OK we need someone to come up with the words and strap lines and someone to do the design... we can start with a PDF that we can each print on our own printers to start and see how they go... once we have got a working info sheet that is getting the message across we can go for a print run and get Vendors to sponsor them with their own web site and advert on the flyers.

OK calling all designers...


----------



## devdev (23/3/14)

Great idea Rob, but I want to dazzle people with awesomeness - in the form of a nice print on good quality card.

What I was thinking is that it was done in a similar way to the Afriville project.

We get a group of folks to donate to the cost of the printing, and then we can 'sell' packs of 30 cards to individuals on the forum. These card pack funds are then used to support more card funds.

Individuals are then free to decide how much promo material they want to purchase - at say R 10 a 30 card deck.

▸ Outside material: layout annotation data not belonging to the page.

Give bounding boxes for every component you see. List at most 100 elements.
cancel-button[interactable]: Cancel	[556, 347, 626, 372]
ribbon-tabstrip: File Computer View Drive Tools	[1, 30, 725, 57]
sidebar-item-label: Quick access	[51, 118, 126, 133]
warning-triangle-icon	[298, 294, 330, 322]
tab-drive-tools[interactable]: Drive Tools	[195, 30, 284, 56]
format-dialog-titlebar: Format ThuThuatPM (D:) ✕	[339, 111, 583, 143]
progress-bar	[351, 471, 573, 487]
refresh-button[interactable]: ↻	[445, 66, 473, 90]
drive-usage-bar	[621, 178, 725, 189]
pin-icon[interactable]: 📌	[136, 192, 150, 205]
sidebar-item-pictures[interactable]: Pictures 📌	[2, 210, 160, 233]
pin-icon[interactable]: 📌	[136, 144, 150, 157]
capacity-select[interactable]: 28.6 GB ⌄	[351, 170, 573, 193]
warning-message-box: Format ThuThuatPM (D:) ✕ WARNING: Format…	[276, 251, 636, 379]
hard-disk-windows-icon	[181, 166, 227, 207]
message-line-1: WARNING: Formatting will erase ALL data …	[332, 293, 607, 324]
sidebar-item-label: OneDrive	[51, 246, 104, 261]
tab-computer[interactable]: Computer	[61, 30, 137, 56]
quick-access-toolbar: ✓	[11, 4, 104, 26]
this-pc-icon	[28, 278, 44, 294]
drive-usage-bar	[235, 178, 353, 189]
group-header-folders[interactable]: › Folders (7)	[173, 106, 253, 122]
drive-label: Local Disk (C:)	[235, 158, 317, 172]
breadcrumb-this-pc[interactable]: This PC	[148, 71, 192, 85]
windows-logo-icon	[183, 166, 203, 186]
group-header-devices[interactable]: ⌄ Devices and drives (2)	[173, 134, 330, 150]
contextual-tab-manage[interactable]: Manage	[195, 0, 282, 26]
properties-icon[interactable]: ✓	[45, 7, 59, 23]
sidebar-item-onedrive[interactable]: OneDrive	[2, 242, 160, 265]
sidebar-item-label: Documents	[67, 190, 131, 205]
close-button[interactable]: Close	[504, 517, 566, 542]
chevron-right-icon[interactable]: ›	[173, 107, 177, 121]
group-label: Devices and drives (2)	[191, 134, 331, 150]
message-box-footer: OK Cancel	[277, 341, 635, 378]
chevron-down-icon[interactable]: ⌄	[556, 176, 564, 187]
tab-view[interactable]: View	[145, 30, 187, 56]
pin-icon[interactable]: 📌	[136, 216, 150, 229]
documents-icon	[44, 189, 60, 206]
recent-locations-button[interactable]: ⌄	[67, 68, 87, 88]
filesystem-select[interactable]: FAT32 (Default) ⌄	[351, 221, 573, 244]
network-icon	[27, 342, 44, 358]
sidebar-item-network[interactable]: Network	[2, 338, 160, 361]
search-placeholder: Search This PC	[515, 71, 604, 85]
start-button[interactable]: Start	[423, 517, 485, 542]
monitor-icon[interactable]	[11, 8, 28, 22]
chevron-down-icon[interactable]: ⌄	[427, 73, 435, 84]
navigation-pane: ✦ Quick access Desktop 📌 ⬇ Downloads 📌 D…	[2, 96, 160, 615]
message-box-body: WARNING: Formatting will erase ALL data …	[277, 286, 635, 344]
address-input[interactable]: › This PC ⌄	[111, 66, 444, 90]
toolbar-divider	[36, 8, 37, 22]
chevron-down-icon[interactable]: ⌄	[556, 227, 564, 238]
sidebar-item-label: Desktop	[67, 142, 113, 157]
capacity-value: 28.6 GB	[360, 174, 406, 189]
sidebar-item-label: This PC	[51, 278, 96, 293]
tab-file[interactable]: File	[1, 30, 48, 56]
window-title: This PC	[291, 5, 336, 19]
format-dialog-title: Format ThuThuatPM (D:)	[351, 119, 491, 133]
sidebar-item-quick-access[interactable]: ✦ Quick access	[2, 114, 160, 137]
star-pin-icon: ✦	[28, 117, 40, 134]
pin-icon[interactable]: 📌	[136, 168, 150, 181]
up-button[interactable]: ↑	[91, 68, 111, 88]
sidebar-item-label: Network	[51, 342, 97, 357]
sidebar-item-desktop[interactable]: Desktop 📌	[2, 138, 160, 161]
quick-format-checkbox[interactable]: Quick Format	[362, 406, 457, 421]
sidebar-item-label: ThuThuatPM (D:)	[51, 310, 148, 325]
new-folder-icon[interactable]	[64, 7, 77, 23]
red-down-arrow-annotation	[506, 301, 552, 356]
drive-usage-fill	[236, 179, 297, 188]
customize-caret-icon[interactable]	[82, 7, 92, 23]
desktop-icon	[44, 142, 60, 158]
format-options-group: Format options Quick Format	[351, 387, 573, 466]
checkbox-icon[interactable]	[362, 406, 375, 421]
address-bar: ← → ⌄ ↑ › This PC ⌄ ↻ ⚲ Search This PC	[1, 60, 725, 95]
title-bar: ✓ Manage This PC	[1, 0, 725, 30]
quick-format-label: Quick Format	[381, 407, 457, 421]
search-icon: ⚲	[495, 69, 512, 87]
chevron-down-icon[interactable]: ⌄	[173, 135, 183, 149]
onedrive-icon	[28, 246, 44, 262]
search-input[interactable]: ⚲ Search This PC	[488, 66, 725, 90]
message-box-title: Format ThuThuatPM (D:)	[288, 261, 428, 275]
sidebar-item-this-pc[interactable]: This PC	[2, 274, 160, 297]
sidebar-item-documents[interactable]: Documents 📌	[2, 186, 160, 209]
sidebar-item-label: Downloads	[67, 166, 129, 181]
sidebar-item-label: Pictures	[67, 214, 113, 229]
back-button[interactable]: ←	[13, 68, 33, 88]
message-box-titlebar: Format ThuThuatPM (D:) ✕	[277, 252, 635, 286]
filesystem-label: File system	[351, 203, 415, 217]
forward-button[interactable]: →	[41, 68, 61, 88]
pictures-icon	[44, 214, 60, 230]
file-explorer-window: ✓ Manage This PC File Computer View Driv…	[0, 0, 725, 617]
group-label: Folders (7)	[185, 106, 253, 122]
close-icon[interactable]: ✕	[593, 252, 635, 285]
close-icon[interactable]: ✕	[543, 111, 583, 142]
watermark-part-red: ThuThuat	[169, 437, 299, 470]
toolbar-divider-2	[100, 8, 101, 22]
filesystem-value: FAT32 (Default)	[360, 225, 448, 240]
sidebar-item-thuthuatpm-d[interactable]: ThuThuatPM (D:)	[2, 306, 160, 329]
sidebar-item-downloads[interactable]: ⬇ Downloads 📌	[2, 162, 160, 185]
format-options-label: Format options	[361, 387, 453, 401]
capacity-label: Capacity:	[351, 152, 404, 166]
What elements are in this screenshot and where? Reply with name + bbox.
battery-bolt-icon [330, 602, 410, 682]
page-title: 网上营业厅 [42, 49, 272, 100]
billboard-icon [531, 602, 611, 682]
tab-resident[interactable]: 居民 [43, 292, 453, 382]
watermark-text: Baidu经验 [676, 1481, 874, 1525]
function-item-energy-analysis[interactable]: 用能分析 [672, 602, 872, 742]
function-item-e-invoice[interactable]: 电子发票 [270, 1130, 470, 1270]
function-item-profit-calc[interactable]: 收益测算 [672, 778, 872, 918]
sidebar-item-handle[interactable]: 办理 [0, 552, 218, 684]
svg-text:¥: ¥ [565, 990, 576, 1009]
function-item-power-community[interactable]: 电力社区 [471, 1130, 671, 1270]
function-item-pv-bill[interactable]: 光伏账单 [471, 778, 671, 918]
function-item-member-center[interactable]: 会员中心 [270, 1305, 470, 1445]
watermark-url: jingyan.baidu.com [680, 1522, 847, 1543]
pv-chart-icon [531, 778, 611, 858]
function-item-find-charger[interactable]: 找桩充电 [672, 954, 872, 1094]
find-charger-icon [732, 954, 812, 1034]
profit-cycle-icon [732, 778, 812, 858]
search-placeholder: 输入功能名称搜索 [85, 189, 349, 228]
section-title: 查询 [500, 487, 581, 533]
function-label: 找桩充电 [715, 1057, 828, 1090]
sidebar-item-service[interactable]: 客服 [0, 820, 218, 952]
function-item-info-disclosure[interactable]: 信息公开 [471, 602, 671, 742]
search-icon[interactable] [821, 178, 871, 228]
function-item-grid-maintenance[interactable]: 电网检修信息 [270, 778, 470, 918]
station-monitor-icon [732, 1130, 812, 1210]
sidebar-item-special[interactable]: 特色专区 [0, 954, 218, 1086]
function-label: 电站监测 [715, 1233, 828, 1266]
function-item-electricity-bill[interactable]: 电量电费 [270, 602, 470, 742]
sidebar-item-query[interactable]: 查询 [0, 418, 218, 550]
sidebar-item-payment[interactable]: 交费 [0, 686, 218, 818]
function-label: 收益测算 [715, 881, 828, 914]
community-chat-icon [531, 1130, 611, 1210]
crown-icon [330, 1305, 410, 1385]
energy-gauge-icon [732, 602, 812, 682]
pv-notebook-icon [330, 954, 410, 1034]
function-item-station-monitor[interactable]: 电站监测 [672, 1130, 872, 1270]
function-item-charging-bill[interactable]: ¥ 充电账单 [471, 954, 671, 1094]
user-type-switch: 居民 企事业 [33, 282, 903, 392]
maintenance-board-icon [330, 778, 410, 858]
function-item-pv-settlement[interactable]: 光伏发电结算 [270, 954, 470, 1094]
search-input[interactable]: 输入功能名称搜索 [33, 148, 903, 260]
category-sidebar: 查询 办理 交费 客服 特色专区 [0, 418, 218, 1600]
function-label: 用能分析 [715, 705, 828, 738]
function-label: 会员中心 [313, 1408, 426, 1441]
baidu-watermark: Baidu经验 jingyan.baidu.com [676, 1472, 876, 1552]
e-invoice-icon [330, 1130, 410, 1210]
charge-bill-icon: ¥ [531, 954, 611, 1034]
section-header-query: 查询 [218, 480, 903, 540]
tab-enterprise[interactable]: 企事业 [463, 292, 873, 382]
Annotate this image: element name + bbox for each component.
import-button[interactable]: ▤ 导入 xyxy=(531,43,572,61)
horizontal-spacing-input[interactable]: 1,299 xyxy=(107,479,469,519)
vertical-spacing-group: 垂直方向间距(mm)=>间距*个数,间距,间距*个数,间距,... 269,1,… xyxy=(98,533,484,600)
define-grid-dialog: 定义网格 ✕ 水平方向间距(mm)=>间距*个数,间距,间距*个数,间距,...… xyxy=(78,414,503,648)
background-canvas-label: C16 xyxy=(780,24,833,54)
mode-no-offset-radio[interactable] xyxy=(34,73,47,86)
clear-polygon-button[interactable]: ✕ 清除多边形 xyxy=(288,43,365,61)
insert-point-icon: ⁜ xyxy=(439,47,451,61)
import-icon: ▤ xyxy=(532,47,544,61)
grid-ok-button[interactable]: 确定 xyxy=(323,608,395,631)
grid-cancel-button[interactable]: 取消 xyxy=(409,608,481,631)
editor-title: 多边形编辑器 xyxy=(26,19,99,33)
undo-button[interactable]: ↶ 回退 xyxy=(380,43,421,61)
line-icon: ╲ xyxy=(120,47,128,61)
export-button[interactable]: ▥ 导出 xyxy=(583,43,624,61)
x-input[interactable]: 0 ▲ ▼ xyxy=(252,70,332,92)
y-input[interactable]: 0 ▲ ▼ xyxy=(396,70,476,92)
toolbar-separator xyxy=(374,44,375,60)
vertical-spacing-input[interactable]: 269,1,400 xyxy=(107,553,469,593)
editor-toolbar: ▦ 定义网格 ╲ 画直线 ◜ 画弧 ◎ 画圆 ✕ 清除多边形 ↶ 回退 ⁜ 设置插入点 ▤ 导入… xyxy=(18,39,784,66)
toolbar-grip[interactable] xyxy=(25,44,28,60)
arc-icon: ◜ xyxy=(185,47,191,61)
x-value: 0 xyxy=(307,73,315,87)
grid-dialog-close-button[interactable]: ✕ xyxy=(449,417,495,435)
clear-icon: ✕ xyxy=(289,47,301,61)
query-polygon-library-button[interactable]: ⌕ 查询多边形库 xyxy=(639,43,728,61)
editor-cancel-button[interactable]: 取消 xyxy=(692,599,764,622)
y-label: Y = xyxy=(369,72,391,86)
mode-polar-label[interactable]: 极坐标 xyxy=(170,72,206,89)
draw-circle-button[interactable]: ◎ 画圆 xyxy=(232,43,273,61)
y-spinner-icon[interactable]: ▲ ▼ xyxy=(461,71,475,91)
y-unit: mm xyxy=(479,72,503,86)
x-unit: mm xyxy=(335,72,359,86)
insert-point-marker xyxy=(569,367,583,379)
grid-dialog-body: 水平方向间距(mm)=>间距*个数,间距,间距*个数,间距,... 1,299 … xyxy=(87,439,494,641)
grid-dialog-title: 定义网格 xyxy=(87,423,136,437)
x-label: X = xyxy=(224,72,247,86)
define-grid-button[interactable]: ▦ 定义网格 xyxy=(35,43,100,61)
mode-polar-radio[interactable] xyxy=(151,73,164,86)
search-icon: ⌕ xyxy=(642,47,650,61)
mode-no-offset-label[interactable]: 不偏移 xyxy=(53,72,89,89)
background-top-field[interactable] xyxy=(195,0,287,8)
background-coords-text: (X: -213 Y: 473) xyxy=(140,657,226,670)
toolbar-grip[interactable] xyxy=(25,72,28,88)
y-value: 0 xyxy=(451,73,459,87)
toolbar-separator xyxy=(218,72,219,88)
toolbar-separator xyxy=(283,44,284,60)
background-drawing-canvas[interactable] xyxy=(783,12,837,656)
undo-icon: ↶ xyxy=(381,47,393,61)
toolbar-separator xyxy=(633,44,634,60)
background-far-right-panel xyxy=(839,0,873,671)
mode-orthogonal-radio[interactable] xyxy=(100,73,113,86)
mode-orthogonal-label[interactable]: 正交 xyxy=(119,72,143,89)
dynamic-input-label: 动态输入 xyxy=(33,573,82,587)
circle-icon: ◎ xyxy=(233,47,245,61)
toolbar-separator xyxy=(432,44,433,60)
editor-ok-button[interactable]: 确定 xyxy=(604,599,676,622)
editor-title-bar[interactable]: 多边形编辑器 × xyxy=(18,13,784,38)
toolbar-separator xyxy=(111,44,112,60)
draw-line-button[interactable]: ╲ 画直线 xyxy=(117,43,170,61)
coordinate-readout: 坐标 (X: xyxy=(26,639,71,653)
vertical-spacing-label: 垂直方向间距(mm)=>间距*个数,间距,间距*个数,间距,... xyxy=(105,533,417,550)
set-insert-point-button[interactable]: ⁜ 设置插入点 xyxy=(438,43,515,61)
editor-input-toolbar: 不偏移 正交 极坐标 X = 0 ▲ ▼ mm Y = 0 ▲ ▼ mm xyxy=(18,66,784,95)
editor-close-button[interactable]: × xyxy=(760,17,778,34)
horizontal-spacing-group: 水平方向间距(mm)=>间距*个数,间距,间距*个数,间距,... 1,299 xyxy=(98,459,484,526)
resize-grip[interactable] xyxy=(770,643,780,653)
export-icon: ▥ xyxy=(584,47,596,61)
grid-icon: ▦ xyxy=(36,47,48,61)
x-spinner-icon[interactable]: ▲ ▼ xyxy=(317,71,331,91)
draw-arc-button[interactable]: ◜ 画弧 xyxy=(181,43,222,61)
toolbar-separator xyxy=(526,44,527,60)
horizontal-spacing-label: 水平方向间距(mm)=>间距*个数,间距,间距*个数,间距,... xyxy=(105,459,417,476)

Or maybe we could ask the retailers on here to contribute to the costs? After all, the stronger the forum gets, the more potential customers they have.


----------



## Rob Fisher (23/3/14)

devdev said:


> Great idea Rob, but I want to dazzle people with awesomeness - in the form of a nice print on good quality card.
> 
> What I was thinking is that it was done in a similar way to the Afriville project.
> 
> ...



Love all your suggestions and think it's a great idea!


----------



## Rob Fisher (23/3/14)

OK here is a start on the words for the flyer... feel free to change and make suggestions...

Bugger... can't cut and past... will attach a PDF.

Reactions: Like 1


----------



## Silver (23/3/14)

Hi Rob, I took a look at your flyer.
Great effort!
After reading the first paragraph I got so excited, then I remembered that I have already converted to vaping 

Good writing there.

Just worried about ECiggies sort of endorsing the retailer. It is mentioned so many times that it may make the reader think that Eciggies and the Forum are one and the same. Just saying...

Reactions: Funny 1


----------



## Rob Fisher (24/3/14)

Silver said:


> Just worried about ECiggies sort of endorsing the retailer. It is mentioned so many times that it may make the reader think that Eciggies and the Forum are one and the same. Just saying...



How do you mean eciggies? www.ecigssa.co.za? 

Or do you mean us choosing a vendor to sponsor the costs?


----------